- Born: Electra Nicole Mustaine January 28, 1998 (age 28) Scottsdale, Arizona, U.S.
- Genres: Pop, rock
- Occupation: Musician
- Instruments: Vocals, guitar, piano
- Years active: 2013–present

= Electra Mustaine =

American musician

Electra Nicole Mustaine (born January 28, 1998) is an American musician. Mustaine is the daughter of thrash metal musician Dave Mustaine, she was raised in Fallbrook, California and currently resides in Nashville, Tennessee.

== Family ==
Mustaine is the daughter of Dave Mustaine, lead vocalist of Megadeth, and Pamela Anne Casselberry. She was born in Scottsdale, Arizona on January 28, 1998, six years after her older brother, Justis.

== Career ==
Mustaine moved to Fallbrook, California, at age five and started pursuing a career in musical theater at age seven. She began to practice singing in hopes of one day becoming a prominent figure in the world of musical theater and acting.
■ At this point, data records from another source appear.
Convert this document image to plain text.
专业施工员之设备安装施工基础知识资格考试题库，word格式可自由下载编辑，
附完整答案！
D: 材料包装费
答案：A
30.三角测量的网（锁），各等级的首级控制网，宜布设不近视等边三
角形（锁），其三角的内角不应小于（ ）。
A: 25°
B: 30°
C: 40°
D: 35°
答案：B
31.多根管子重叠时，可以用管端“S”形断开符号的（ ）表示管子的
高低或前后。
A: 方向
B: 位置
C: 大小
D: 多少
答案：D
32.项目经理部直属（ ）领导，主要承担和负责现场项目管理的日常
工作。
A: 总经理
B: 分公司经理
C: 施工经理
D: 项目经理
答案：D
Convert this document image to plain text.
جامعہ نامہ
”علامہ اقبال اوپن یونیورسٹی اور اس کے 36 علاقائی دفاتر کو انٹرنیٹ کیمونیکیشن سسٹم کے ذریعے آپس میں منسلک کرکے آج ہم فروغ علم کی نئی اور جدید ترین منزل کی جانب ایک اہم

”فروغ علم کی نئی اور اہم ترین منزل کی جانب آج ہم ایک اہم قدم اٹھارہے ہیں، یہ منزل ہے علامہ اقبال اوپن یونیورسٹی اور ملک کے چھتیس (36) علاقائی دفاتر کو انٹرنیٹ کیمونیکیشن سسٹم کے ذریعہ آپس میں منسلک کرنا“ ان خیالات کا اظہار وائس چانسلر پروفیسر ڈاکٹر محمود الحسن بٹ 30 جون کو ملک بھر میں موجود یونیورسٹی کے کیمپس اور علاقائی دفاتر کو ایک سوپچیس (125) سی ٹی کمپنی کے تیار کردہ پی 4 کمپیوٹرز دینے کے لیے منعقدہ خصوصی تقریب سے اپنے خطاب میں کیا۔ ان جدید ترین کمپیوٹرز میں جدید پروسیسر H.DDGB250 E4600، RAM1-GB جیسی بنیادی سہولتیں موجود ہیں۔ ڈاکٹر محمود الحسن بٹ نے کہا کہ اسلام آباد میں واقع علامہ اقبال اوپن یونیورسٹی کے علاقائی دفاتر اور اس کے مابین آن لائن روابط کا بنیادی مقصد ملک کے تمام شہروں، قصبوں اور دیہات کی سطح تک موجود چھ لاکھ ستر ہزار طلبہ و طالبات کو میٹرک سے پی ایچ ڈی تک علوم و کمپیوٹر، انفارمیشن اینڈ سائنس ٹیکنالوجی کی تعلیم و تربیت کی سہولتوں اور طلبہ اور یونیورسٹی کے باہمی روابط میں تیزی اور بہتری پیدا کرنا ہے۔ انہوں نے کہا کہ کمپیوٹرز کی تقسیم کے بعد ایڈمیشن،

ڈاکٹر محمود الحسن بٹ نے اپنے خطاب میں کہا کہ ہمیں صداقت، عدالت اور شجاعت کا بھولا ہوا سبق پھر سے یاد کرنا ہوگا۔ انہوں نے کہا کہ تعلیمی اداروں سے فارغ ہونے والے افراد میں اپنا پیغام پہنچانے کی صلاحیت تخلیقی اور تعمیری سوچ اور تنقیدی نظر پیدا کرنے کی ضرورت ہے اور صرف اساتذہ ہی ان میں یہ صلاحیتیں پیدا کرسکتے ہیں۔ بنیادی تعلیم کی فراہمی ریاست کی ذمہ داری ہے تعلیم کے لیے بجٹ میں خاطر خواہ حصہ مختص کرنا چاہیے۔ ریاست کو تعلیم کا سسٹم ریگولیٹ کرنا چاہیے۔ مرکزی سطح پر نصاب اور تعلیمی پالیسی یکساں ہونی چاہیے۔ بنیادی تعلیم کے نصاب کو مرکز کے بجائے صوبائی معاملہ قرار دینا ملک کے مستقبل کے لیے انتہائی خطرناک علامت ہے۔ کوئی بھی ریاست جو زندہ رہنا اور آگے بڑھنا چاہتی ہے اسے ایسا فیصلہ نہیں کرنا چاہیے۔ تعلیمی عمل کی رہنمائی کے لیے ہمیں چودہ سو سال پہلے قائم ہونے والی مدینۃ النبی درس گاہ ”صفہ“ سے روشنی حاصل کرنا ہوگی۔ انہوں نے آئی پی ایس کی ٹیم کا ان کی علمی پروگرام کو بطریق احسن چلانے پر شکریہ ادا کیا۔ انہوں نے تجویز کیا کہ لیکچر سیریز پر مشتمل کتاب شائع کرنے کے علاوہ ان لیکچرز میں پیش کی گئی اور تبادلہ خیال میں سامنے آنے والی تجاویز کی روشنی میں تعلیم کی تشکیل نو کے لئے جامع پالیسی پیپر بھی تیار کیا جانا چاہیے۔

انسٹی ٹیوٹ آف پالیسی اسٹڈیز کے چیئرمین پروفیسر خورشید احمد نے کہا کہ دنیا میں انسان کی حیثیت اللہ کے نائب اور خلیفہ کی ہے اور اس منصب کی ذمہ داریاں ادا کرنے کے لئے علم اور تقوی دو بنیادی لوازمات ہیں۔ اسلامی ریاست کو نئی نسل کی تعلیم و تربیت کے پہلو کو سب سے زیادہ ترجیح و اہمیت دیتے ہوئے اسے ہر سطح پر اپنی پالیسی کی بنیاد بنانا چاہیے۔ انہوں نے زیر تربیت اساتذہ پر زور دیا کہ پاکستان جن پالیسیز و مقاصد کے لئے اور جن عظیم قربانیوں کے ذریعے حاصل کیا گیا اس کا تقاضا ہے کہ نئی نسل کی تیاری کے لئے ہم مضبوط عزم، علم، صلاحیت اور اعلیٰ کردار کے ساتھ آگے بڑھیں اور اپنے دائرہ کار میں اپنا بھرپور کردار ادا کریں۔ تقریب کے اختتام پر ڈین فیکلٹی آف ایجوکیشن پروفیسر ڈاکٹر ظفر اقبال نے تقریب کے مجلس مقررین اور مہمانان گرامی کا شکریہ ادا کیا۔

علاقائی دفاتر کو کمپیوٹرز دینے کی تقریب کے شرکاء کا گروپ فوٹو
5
Mustaine was co-host of Animal Planet's TV show, Faithful Friends "Itty Bitty Buddy" segment with WWE wrestler Bill Goldberg's wife, Wanda. She would continue to frequent Los Angeles for auditions and acting classes. As Mustaine built her voice, her love for music began to flourish above all else. That's when her family started to support her pursuit of a musical career. Mustaine began performing at fairgrounds and small gigs and venues around San Diego County and in Chicago. In 2013, she performed a cover of the song "A Tout le Monde" by her father's band Megadeth on Seattle's KING-TV and having a benefit concert for the Ward 57 Wounded Warrior Project to raise funds for wounded veterans and their families.

In 2016, Mustaine released her cover of "I Thought I Knew It All", a Megadeth song from the album Youthanasia, and her first original composition, "Life Is Good" written by Mustaine, Nathan Chapman, and Blair Daly. She also performed at the 2016 CMA Music Festival.

Electra is currently the sommelier and Vice President of "House of Mustaine" winery. With vineyards in Italy and California, HoM produces a variety of popular wines primarily named after Megadeth songs such as "She-Wolf" and "Holy Wars".

In addition to House of Mustaine, Electra was the personal sommelier to Dolly Parton and worked directly with Dolly to help create the official Dolly Wines collection.